In no area of the court's work has Justice White been a more predictable figure than in decisions of recent years cutting back sharply on the rights of criminal suspects, including death row inmates. Justice White was the author of perhaps the most significant grant of power in modern history to police: the 1984 decision creating a sweeping exception to a 70-year-old rule that automatically barred from every criminal case any evidence that police got by illegal methods -- no matter how strong that evidence was.
So long as officers got the evidence with a search warrant and believed they were acting lawfully, it made no difference that the warrant actually was illegal, the court declared.

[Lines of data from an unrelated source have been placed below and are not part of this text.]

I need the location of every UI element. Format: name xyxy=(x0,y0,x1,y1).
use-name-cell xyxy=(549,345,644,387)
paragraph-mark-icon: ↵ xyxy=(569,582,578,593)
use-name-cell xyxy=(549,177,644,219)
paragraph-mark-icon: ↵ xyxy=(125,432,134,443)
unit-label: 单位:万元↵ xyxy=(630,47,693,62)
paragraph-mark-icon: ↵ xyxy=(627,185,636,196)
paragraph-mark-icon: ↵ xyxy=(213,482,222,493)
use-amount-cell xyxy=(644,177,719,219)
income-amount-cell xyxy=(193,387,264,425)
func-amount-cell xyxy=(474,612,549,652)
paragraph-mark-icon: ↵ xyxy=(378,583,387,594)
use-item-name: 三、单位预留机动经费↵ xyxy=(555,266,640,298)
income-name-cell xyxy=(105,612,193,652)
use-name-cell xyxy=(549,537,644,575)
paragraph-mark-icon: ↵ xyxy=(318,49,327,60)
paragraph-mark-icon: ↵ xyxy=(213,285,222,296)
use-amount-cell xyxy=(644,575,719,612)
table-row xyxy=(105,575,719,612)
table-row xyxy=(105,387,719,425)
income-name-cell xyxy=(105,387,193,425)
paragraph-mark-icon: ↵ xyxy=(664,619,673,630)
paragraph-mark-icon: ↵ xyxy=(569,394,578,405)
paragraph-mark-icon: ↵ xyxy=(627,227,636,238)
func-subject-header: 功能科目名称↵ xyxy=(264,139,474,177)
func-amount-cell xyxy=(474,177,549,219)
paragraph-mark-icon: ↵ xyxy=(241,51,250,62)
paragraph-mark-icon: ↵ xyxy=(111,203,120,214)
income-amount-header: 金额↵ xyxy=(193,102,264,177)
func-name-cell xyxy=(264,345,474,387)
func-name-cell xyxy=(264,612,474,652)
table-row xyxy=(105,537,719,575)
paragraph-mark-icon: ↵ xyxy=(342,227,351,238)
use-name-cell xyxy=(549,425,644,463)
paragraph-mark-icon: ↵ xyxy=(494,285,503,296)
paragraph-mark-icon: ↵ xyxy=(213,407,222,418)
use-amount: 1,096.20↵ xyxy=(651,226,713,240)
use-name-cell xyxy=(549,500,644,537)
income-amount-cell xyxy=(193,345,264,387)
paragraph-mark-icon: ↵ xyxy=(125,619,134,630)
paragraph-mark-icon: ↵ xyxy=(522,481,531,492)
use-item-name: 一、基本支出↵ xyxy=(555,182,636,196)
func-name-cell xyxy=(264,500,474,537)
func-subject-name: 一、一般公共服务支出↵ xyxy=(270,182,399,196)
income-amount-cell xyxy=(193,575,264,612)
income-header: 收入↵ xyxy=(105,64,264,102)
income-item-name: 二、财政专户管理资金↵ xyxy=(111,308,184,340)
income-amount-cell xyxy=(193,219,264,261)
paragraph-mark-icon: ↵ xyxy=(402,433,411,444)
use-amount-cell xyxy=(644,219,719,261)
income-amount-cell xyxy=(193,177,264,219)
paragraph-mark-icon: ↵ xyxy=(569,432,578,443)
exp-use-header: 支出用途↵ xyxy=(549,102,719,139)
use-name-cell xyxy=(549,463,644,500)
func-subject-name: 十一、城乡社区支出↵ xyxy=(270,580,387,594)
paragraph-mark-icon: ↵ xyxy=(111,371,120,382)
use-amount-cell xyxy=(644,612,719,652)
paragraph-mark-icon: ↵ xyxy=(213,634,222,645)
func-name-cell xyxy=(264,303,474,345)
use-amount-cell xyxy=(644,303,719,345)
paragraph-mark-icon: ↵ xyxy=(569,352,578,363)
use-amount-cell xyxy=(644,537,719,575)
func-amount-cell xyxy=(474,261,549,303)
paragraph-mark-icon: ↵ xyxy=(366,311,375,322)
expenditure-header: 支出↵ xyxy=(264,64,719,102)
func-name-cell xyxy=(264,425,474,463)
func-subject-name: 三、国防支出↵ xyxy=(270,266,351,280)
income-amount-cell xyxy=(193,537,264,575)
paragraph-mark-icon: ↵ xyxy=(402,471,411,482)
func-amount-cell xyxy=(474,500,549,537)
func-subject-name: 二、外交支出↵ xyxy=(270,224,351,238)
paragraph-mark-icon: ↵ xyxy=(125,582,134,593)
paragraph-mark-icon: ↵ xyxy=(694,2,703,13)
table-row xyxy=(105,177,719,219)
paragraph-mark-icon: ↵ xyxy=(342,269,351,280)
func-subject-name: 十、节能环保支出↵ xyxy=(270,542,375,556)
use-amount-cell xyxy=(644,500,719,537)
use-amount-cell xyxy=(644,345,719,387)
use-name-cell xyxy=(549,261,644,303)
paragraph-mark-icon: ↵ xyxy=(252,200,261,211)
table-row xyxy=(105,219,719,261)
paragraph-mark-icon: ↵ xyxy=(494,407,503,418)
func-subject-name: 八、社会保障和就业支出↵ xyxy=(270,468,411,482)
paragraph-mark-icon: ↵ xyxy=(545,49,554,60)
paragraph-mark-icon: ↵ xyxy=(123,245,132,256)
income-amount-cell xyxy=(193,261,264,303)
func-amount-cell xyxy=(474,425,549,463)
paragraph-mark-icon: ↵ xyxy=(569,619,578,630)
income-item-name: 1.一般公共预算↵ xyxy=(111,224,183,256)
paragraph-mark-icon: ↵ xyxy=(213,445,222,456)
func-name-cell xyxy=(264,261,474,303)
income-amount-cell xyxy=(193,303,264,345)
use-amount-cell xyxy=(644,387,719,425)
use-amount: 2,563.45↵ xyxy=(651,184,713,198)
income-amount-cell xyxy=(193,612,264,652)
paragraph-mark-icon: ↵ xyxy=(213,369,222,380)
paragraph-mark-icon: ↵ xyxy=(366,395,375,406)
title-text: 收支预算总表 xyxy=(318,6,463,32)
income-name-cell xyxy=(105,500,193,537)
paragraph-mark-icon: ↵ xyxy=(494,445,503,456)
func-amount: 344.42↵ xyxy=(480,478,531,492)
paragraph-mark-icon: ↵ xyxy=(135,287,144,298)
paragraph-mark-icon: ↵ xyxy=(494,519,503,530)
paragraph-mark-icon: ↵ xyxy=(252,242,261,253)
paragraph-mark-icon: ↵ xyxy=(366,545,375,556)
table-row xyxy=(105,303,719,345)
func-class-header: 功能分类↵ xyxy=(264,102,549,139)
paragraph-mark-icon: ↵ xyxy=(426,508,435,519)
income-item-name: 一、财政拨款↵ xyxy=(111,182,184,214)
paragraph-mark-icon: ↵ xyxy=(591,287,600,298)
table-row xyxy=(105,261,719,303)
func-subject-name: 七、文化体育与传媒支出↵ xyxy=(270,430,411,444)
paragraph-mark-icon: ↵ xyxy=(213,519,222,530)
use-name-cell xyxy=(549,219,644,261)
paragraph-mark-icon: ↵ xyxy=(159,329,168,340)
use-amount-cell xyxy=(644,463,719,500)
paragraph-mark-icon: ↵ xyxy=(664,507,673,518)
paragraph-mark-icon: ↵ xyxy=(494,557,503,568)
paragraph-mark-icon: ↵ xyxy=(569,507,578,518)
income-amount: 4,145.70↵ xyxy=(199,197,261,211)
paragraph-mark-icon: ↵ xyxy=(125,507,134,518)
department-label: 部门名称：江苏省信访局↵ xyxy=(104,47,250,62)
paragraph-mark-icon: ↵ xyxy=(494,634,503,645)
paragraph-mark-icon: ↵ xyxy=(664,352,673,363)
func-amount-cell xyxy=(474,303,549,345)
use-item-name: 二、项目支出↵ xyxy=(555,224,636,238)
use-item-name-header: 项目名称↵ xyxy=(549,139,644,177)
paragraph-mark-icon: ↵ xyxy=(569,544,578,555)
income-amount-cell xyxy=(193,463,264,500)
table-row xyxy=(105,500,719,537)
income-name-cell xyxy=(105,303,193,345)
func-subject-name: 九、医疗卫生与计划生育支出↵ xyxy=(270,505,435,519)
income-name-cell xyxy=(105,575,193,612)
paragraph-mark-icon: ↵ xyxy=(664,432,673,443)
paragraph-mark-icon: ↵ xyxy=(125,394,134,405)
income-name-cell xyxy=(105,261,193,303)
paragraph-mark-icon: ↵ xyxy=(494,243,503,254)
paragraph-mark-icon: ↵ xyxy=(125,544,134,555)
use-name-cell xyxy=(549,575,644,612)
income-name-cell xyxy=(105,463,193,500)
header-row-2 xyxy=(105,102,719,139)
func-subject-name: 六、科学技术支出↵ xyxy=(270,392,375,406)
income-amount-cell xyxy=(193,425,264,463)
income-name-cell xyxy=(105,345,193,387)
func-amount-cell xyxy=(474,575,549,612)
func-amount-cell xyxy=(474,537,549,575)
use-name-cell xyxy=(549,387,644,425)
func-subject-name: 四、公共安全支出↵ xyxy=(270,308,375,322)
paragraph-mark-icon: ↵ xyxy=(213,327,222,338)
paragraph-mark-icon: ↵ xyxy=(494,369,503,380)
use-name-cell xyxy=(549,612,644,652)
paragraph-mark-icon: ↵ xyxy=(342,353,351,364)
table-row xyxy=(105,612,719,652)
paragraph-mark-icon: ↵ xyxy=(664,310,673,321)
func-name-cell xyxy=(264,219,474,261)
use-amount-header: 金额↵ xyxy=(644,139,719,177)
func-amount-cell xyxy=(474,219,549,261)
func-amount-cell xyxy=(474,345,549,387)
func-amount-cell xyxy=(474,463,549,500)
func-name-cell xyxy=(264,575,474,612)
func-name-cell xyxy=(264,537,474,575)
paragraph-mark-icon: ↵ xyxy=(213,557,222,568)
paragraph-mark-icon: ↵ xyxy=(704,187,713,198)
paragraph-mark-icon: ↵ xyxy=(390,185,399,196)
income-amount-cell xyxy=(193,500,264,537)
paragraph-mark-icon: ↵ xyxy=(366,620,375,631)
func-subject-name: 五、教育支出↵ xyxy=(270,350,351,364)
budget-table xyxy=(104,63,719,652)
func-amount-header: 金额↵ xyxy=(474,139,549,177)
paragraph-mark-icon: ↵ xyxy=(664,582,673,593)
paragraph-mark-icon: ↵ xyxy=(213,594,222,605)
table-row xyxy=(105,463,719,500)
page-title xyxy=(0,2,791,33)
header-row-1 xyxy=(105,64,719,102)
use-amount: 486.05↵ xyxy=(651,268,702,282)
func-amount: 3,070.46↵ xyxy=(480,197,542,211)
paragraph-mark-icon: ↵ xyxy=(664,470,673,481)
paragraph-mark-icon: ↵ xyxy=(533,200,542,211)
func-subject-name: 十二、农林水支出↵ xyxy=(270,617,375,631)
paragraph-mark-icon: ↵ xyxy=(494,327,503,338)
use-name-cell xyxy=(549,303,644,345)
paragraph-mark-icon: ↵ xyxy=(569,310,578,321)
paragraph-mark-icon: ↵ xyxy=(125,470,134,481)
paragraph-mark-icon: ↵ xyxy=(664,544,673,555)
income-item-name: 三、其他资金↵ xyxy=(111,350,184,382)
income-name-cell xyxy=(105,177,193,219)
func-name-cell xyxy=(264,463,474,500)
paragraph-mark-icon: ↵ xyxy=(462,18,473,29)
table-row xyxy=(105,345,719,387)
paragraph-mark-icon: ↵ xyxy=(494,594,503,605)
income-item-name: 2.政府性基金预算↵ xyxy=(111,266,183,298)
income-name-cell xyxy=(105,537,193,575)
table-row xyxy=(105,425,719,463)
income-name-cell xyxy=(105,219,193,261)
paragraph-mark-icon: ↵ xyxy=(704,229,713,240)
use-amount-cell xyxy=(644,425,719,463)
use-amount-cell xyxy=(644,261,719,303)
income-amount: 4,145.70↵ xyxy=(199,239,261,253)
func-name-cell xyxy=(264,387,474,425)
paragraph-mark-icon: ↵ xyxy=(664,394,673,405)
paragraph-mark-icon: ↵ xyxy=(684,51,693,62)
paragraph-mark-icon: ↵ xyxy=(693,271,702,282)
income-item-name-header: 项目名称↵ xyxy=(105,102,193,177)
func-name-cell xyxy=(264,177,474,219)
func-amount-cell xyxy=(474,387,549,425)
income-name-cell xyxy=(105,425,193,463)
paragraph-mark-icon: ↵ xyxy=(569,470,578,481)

Justice White has been a consistent supporter of the death penalty since the Supreme Court reinstated that ultimate punishment in 1976. He voted, for example, to allow the states to have a mandatory death penalty for certain murders.
In 1982, a White opinion spoke for the court as it freed the states to prosecute aggressively anyone involved in the preparation or distribution of child pornography; that decision was one of few in history to create explicit exceptions to the First Amendment's broad guarantees of free expression.
Candidate: Richard S. Arnold
Born: March 26, 1936, Texarkana, Texas.
Currently: Judge, U.S. Court of Appeals, Little Rock.
Background: A longtime friend of Bill Clinton, Mr. Arnold is a graduate of Yale University and Harvard Law School. He served as a clerk to former Supreme Court Justice William Brennan and as an aide to Sen. Dale Bumpers of Arkansas before joining the Court of Appeals in 1980.
Legal Views: Moderate to liberal on almost all questions.
Candidate: Mario M. Cuomo
Born: June 15, 1932, New York City
Currently: Governor of New York
Background: New York's Democratic governor since 1983, he is the only name Mr. Clinton has mentioned publicly as a potential Supreme Court nominee. A devout Roman Catholic, Mr. Cuomo has been a defender of abortion rights.
Legal Views: Liberal.
Candidate: Judith S. Kaye
Born: Aug. 4, 1938, Monticello, N.Y.
Currently: Judge, New York State Court of Appeals. Recently promoted to chief judge.
Background: A graduate of Barnard College and New York University Law School, she worked as a lawyer in New York before her appointment to the Court of Appeals in 1983. A Democrat, she is also a friend of New York Gov. Mario M. Cuomo.
Legal Views: Generally liberal.
Candidate: Amalya L. Kearse
Born: June 11, 1937, Vauxhall, N.J.
Currently: Judge, U.S. Court of Appeals, New York.
Background: A graduate of Wellesley College and the University of Michigan Law School, she worked as a partner in the New York firm of Hughes Hubbard & Reed before going on the federal bench in 1979.
Legal Views: Moderate on most issues.